EnBW Windpark / Foto: HB

EnBW baut mit dem Kauf des unabhängigen Dienstleisters Connected Wind Services A/S das Wartungsgeschäft für Windenergieanlagen aus

  • Große Wachstumschancen für das Geschäft mit Wartung und Instandhaltung
  • Starke Marktposition in Nordeuropa und Deutschland
  • Höhere Wettbewerbsfähigkeit durch Kompetenzzuwachs

(WK-intern) – Mit dem Kauf des herstellerunabhängigen Dienstleisters Connected Wind Services A/S (CWS) mit Firmensitz in Dänemark treibt die EnBW Energie Baden-Württemberg AG den Ausbau des Geschäftsfelds Erneuerbare Energien konsequent voran.

EnBW steigt damit schlagartig zu einem bedeutenden Akteur im stark wachsenden Bereich der Wartung und Instandhaltung von Windenergieanlagen auf.

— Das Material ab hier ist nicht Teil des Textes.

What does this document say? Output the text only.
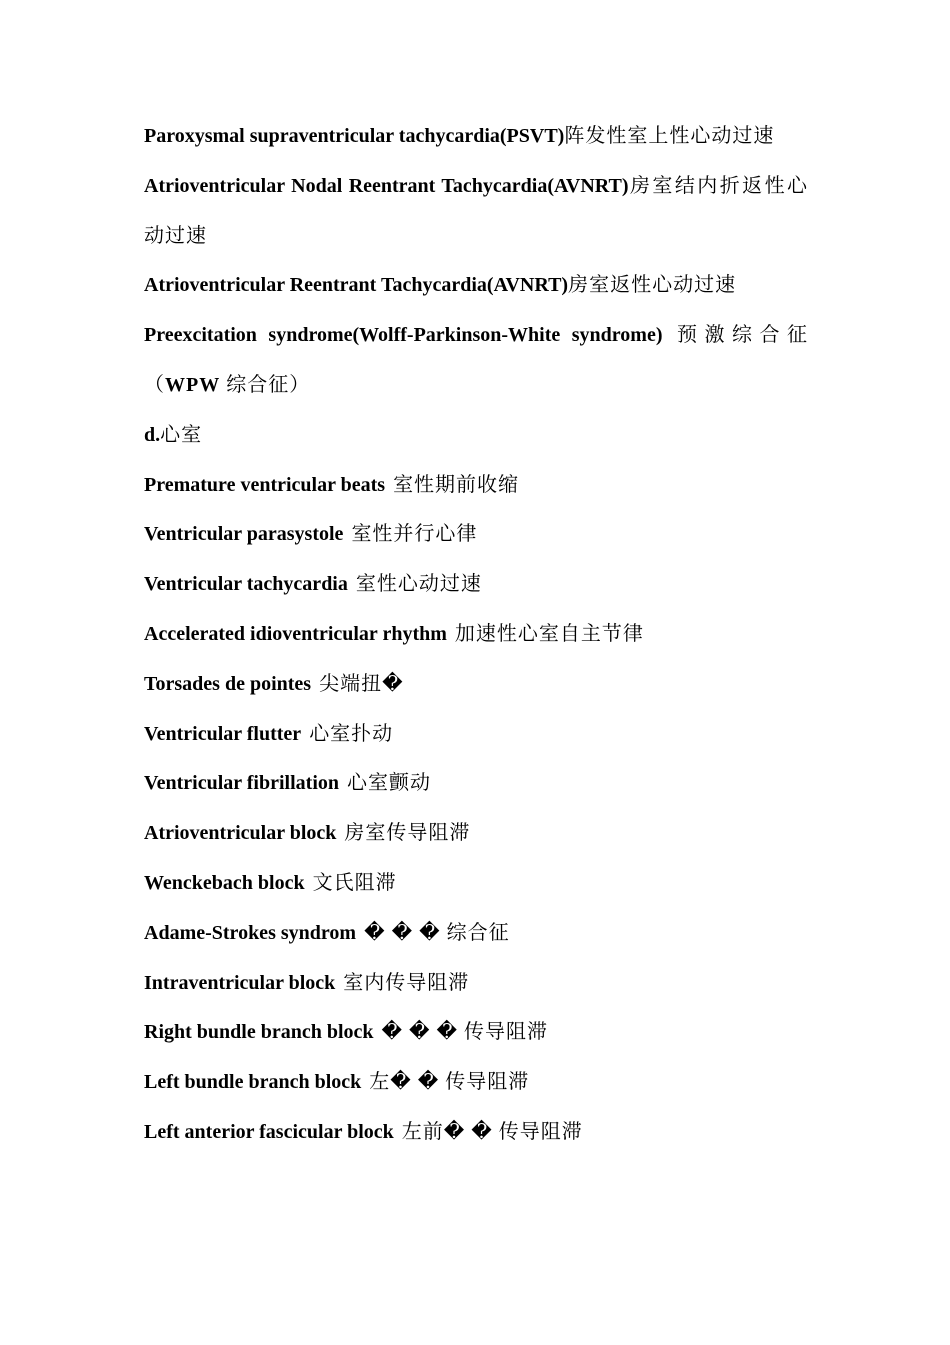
Paroxysmal supraventricular tachycardia(PSVT)阵发性室上性心动过速
Atrioventricular Nodal Reentrant Tachycardia(AVNRT)房室结内折返性心动过速
Atrioventricular Reentrant Tachycardia(AVNRT)房室返性心动过速
Preexcitation syndrome(Wolff-Parkinson-White syndrome) 预激综合征（WPW 综合征）
d.心室
Premature ventricular beats 室性期前收缩
Ventricular parasystole 室性并行心律
Ventricular tachycardia 室性心动过速
Accelerated idioventricular rhythm 加速性心室自主节律
Torsades de pointes 尖端扭�
Ventricular flutter 心室扑动
Ventricular fibrillation 心室颤动
Atrioventricular block 房室传导阻滞
Wenckebach block 文氏阻滞
Adame-Strokes syndrom � � � 综合征
Intraventricular block 室内传导阻滞
Right bundle branch block � � � 传导阻滞
Left bundle branch block 左� � 传导阻滞
Left anterior fascicular block 左前� � 传导阻滞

Zusammen mit CWS sollen insbesondere neue Kundenpotentiale in Nordeuropa und Deutschland erschlossen werden. Gleichzeitig stärkt EnBW die Position als Komplettanbieter für Planung, Bau, Betrieb, Wartung und Instandhaltung von Windkraftanlagen. Der Kaufvertrag wurde gestern mit dem CWS-Mehrheitseigentümer Polaris Private Equity unterzeichnet. Über den Kaufpreis haben die Vertragspartner Stillschweigen vereinbart. Der Erwerb steht unter dem Vorbehalt der Zustimmung des Bundeskartellamts. Das Verfahren zur Prüfung soll in den nächsten Wochen erfolgen und der Vollzug der Transaktion wird für das vierte Quartal 2016 erwartet.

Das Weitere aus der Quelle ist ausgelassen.